Шёл он довольно долго, никак не придумывая, куда бы деть котёнка. (Бросить в речку, и дело с концом. Быстро и радикально») Он тотчас увидел, как котёнок летит в воду, удивляясь вероломству, и чей-то голос сказал: «Всю жизнь потом себе не простишь!» – Ерунда! Вздор! – тотчас возразил этому голосу Ивана Стефаныча. – Вот так мы и проигрываем всегда!
Он заходил в несколько дворов и оставлял котёнка, но дворы были достаточно открытые, и котёнок мог вернуться отсюда. И Иван Стефаныч опять схватил его и нёс всё  дальше и дальше.
Наконец, один двор показался ему подходящим. Он посадил котёнка недалеко от ворот, прямо на проходной части, чтоб он был виден, и, отойдя чуть в сторону, постоял некоторое время в несбыточной надежде: что, может, кто-нибудь, как-нибудь и подберёт всё-таки его! Впечатление было такое, будто Иван Стефаныч (подобно несчастной матери-одиночке, не имеющей возможности воспитывать ребенка) подкидывал своё дитя, – но не в силах был так вот просто бросить его куда попало и хотел хоть краем глаза увидеть того, кто подберёт его.

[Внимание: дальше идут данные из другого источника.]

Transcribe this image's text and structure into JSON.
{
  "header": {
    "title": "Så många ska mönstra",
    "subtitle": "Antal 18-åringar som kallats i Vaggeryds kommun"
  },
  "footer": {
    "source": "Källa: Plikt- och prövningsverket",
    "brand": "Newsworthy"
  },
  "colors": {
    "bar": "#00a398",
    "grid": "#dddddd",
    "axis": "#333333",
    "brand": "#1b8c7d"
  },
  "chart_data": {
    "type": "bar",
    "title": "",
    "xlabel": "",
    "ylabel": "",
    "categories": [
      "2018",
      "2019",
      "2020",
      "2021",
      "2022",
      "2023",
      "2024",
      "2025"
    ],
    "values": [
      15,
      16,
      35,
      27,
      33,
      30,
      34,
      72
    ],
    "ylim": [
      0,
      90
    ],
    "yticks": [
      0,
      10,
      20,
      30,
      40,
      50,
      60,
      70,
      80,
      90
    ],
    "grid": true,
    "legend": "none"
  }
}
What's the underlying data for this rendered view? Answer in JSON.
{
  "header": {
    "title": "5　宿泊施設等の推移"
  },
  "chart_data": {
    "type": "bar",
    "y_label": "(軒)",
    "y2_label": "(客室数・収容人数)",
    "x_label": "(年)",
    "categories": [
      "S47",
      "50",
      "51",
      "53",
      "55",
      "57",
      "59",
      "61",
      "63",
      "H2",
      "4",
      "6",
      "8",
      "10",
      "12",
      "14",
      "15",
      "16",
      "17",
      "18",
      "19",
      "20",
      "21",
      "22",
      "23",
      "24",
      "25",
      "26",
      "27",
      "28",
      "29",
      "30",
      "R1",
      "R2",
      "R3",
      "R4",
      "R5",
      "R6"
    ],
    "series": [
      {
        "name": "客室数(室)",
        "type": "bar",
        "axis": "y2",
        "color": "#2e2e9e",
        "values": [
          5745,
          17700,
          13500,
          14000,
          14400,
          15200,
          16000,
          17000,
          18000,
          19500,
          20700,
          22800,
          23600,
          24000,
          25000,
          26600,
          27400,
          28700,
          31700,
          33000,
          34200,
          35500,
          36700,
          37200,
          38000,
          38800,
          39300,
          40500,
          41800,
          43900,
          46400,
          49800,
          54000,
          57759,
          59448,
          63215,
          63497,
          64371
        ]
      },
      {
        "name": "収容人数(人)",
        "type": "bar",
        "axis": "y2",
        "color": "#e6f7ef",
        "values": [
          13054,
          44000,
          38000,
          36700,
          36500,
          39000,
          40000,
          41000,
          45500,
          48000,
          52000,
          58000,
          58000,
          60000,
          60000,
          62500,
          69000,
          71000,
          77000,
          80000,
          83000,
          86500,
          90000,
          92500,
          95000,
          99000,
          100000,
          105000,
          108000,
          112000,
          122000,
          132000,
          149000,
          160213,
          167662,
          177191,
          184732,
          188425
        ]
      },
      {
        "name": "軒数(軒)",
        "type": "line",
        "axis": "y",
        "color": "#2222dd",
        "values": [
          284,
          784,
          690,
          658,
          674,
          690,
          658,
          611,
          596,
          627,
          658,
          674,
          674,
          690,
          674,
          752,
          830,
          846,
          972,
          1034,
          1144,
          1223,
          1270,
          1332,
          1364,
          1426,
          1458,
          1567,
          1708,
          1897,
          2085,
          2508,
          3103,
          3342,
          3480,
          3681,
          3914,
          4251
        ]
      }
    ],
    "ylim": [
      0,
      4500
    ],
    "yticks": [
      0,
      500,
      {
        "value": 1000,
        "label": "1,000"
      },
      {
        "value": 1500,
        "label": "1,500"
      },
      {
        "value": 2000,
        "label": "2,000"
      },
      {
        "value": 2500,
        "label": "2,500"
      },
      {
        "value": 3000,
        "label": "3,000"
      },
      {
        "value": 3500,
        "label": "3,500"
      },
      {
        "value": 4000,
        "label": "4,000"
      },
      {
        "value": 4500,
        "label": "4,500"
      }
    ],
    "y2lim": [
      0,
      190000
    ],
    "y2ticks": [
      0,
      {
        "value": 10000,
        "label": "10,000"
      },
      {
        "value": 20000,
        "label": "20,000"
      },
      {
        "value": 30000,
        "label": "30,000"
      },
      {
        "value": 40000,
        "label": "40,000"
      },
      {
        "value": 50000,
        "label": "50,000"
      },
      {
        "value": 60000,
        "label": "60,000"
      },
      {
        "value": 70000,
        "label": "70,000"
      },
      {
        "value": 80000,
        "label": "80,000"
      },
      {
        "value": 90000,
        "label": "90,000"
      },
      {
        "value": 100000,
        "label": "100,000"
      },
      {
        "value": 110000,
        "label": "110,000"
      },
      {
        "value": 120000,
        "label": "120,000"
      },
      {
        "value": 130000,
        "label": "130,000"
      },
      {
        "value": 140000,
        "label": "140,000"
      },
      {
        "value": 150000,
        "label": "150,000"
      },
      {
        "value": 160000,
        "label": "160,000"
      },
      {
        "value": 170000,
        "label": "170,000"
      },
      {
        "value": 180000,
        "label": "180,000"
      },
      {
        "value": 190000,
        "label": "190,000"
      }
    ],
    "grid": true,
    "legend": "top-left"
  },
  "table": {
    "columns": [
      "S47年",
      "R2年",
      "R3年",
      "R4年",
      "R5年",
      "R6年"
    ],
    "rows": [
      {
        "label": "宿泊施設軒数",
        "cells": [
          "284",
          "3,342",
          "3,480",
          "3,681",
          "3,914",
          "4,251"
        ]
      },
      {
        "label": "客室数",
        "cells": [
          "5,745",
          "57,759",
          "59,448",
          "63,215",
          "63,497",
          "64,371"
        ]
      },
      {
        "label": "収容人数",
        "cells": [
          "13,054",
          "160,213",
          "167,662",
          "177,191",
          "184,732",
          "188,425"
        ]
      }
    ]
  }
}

Прошёл старик с бутылками кефира и покосился на Ивана Стефаныча, неопределённо стоящего в воротах. Прошёл школьник с портфелем: присел перед котёнком, потыкал ему в нос прутиком и пошёл дальше, крутя истрепанным, измочаленным  в драках портфелем. И пока шёл и крутил – всё оглядывался и оглядывался на котёнка и Ивана Степана, как будто улавливая между ними какую-то связь.
И тут Ивана Стефаныча как пронзило: в его мозгу вспыхнула точно такая же сцена. Ну да: вот так же сидел котёнок на проезжей части; так же у ворот и в такой же позе стояла невидная  женщина с сумкой (как стоит сейчас Иван Стефаныч), а он тогда, подобно этому школьнику, проходил между ними и тоже почувствовал между ними какую-то связь.
И теперь Иван Стефаныч понял, что это была за связь; кто была та женщина и кем ей был котёнок. Иван Стефаныч до тонкостей постиг и всё, что тогда чувствовала та женщина, постиг и всю предысторию этой сцены и понял, что они всучивают котёнка друг дружке в надежде, что найдётся кто-то добрей и сильнее их, совестливее или попростоватей, поглупей…
Иван Стефаныч аж вспотел от этих каких-то прямо отчаянных мыслей. Он схватил котёнка и побрёл куда глаза глядят, лишь бы подальше от этого двора, подальше от этого воспоминания.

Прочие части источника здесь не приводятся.